Schuldgefühle können zermatern und schwer zu ertragen sein, richtig schwer. Meist geht es bei den Selbstvorwürfen nach dem Tod um die Todesumstände oder die Zeit kurz vorher. Entweder tauchen die Selbstvorwürfe neben den ganzen anderen Gefühlen immer wieder punktuell auf oder sie nehmen so einen großen Raum ein, dass die Schuldgedanken in der Nacht den Schlaf rauben und tagsüber Freude verbieten. Besonders auffällig fand ich in der Begegnung mit Schuldgefühlen, dass sie extrem immun gegen rationale Argumente von Außenstehenden sind. Selbstvorwürfe nach Tod– was kann im Umgang helfen? Dazu kann ich den, wie ich finde, genialen Buchtitel von Chris Paul zum Thema Schuld in Trauerprozessen nennen: Schuld | Macht | Sinn.

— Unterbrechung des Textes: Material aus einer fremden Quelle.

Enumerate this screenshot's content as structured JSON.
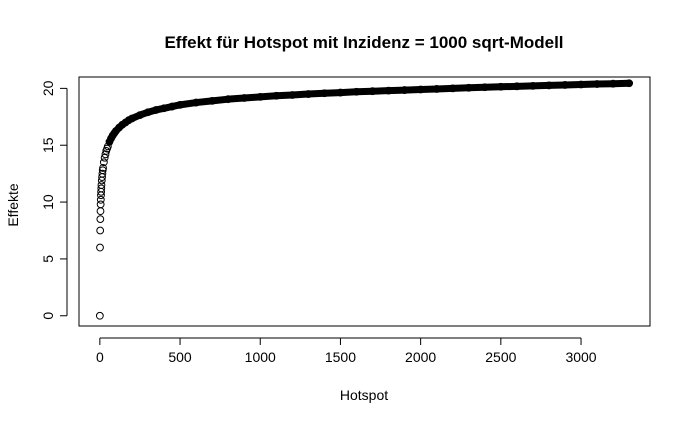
{
  "chart_data": {
    "type": "scatter",
    "title": "Effekt für Hotspot mit Inzidenz = 1000 sqrt-Modell",
    "xlabel": "Hotspot",
    "ylabel": "Effekte",
    "xlim": [
      -130,
      3430
    ],
    "ylim": [
      -0.9,
      21.0
    ],
    "xticks": [
      0,
      500,
      1000,
      1500,
      2000,
      2500,
      3000
    ],
    "yticks": [
      0,
      5,
      10,
      15,
      20
    ],
    "grid": false,
    "legend": "none",
    "point_style": "open-circle",
    "point_color": "#000000",
    "series": [
      {
        "x": [
          0,
          1,
          2,
          3,
          4,
          5,
          6,
          7,
          8,
          9,
          10,
          12,
          14,
          16,
          18,
          20,
          25,
          30,
          35,
          40,
          45,
          50,
          60,
          70,
          80,
          90,
          100,
          120,
          140,
          160,
          180,
          200,
          250,
          300,
          350,
          400,
          450,
          500,
          600,
          700,
          800,
          900,
          1000,
          1100,
          1200,
          1300,
          1400,
          1500,
          1600,
          1700,
          1800,
          1900,
          2000,
          2100,
          2200,
          2300,
          2400,
          2500,
          2600,
          2700,
          2800,
          2900,
          3000,
          3100,
          3200,
          3300
        ],
        "y": [
          0,
          6.0,
          7.5,
          8.5,
          9.2,
          9.8,
          10.2,
          10.6,
          10.9,
          11.2,
          11.5,
          11.9,
          12.2,
          12.5,
          12.8,
          13.0,
          13.5,
          13.9,
          14.2,
          14.5,
          14.7,
          14.9,
          15.3,
          15.6,
          15.85,
          16.05,
          16.25,
          16.55,
          16.8,
          17.0,
          17.2,
          17.35,
          17.65,
          17.9,
          18.1,
          18.25,
          18.4,
          18.55,
          18.75,
          18.9,
          19.05,
          19.15,
          19.25,
          19.35,
          19.42,
          19.5,
          19.57,
          19.63,
          19.7,
          19.75,
          19.8,
          19.85,
          19.9,
          19.95,
          20.0,
          20.05,
          20.1,
          20.14,
          20.18,
          20.22,
          20.26,
          20.3,
          20.34,
          20.38,
          20.41,
          20.45
        ]
      }
    ]
  }
}
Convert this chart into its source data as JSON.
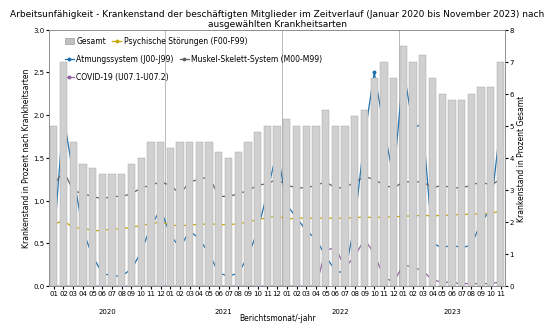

In der Begegnung mit Selbstvorwürfen bei meinen Klient*innen machen wir uns auf die Suche nach dem Sinn dahinter.
Schuld ist subjektiv geprägt
Als Außenstehender entscheidet man häufig sehr schnell, ob das Schuldgefühl des Gegenübers berechtigt ist oder nicht. Die Zuschreibung von Schuld ist geprägt von Normen und Regeln, die wir gelernt haben. Vorstellungen wie unser Zusammenleben aussehen soll. Manchmal sind diese Vorstellungen von Moral ganz starr und uneränderbar, mal sind sie flexibel.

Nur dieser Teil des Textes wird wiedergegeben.